When I Grow Up, I Want to Be Big

Annie’s older sister Mary just died a few weeks ago. She was 55 and a key part of the family. She was the one who remembered birthdays, dawned on holiday earrings, raised an amazing son, and who had a unique relationship with all of her nieces and nephews. Rio really loved his Aunt Mary. Accepting her death, even though Annie’s family provided a beautiful container for so doing, has been a gradual and teary experience.

Annie was gone for a month caring for her sister in the hospital, and it was a trying but beautiful few weeks for me and Rio at home. Our friend Dre was staying with us, and she stepped up admirably as I wrangled work, preschool, and child care. A local friend stepped up at a critical moment and facilitated me taking a solo weekend retreat in a NC mountain cabin. Sy my boss was cool as I flexed my schedule out, but there was no doubt we were all worse off without our Annie. But she was care-giving elsewhere.

My life feels thin right now; I can count up the various positive realms and do exercises in gratitude, which I do most days. But there’s no doubt this is one of those crucible moments where hope seems thinly linked to a strand that is fraying.

But then Rio says, “When I grow up, I want to be big but also have a kid inside like you.”

“Thanks,” I said. “What do you mean?”

“Well, you like to tell stories and play around and go out for adventures. A lot of times you’re a big kid.”

And I recall then in a flash to the heart my own goodness — I am less “teaching” Rio than being an example for him — but again I fall so quickly off that pedestal. I seem drawn to the edges, where I equate small gashes with bold living. Other times I am fatter with the moment, content to stay on the saddle no matter where the bucking horse leads me.

Holding a high standard is important, but it can get me into trouble. I forgive myself easily in some realms — I apologize quickly when I hurt someone usually; I do a stellar, essential job at work — but in other arenas I drop down the ladder quickly when things go awry.
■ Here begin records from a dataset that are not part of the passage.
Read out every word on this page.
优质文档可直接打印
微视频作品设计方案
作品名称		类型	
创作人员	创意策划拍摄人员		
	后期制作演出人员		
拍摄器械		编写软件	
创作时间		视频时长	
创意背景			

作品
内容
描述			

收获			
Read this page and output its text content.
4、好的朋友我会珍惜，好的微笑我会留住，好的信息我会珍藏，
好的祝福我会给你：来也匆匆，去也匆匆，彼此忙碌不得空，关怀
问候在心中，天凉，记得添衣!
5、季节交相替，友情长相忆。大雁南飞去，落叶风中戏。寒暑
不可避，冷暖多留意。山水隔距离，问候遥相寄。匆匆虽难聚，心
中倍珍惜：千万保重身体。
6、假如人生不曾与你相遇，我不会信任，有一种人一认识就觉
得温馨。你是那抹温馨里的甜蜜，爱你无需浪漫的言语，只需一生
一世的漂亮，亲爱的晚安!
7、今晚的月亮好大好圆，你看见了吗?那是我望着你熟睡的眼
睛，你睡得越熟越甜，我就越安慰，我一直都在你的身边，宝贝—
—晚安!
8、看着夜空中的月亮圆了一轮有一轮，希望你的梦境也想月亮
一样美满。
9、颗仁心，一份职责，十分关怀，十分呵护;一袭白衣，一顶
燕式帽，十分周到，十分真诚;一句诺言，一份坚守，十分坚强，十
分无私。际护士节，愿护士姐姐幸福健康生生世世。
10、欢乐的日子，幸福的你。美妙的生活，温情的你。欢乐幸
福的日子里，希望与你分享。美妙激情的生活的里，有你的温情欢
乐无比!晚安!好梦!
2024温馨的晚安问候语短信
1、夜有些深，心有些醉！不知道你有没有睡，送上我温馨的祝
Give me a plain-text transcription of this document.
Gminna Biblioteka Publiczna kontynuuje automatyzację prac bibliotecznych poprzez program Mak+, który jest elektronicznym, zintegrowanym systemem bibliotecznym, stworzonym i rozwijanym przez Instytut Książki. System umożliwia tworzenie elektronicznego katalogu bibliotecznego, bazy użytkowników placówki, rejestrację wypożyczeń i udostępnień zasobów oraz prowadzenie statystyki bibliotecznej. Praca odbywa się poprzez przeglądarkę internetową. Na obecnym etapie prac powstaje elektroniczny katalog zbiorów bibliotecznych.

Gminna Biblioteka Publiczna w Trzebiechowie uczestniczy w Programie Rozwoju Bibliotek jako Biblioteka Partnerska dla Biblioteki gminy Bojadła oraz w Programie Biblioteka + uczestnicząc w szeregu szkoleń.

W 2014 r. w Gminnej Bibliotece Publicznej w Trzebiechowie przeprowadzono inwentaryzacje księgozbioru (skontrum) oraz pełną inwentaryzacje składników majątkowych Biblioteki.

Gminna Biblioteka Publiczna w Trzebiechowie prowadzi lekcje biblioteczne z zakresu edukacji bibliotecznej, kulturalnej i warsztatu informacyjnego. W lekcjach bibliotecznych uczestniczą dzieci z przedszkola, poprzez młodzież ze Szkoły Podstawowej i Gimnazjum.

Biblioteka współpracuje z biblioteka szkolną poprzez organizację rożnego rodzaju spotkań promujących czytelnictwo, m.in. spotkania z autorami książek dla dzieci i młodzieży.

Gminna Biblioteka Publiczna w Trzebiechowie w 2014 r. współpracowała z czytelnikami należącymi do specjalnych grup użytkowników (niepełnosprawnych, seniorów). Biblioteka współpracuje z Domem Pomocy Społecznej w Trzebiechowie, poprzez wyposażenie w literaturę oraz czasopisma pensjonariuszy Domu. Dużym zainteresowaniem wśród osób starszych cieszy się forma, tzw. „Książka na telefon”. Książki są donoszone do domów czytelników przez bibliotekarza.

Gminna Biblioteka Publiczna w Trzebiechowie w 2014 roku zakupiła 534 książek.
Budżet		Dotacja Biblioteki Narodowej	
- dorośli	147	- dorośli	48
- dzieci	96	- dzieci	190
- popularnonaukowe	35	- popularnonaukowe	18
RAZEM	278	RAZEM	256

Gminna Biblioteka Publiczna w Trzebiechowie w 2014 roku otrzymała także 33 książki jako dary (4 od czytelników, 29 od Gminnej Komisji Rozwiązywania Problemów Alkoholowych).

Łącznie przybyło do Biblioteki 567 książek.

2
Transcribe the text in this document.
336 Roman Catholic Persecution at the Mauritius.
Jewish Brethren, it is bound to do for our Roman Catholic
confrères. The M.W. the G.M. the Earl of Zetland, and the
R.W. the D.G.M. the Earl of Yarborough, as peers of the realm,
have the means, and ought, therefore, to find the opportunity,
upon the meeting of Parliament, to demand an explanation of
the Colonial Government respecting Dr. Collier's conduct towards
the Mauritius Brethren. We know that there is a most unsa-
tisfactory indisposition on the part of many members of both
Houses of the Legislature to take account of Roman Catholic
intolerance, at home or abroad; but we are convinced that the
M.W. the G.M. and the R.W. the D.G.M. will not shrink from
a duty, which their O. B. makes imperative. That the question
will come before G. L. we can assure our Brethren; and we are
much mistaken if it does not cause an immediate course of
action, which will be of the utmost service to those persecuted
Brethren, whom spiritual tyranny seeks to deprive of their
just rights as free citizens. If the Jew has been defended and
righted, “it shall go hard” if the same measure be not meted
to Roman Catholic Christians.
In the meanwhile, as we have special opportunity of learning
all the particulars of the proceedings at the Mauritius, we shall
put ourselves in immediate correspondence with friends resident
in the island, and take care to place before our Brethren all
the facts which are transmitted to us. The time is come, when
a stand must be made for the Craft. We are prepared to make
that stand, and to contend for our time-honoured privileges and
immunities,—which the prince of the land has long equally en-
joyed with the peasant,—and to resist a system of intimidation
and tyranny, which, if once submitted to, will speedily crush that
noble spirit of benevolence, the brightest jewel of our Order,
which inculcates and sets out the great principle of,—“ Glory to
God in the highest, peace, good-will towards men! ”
With parenthood, especially, I can focus too much on not “traumatizing” Rio, in part for valid reasons, for I can readily recall those wounding moments in my own life.

But really won’t he remember that afternoon not long ago when we lolled about the river as the cicadas hummed and humid North Carolina hot air threatened but did not strike as we ducked into the water? Even today, I swam with him in the lake, but only until he found a friend who he wordlessly played with in aquatic circles. The kid’s father and I just smiled, aware suddenly that we were no longer needed.

I experience joy through Rio’s experience; as his father I see readily through his eyes. He buoys me with his “is-ness,” barely inconvenienced and at this age sometimes pissed off at adult pseudo-business. The kid forces me back to reality with a command or question that demands a present reply. He goes into his mind, sure, but more for fantastic reverie of the imagination than for cyclical analysis, that place where I get caught in and hide.

A friend of mine talks about the spiral, how we never escape our primary wounds, but that, if we work, we continue to hit it at higher evolutionary points. At first, when I strike against it, I’m like, “Damn, I thought I got rid of you,” and there can be a period of disbelief and powerlessness. ‘I’m here again?!” But she says that if we continue to confront that wound and try to heal it every cycle, even if it’s with a myriad of different medicines and treatments, that when we return to that painful spot it will be with more awareness. We may find that the spot itself has shifted. I believe in that idea, because I can only believe pain is evolutionary.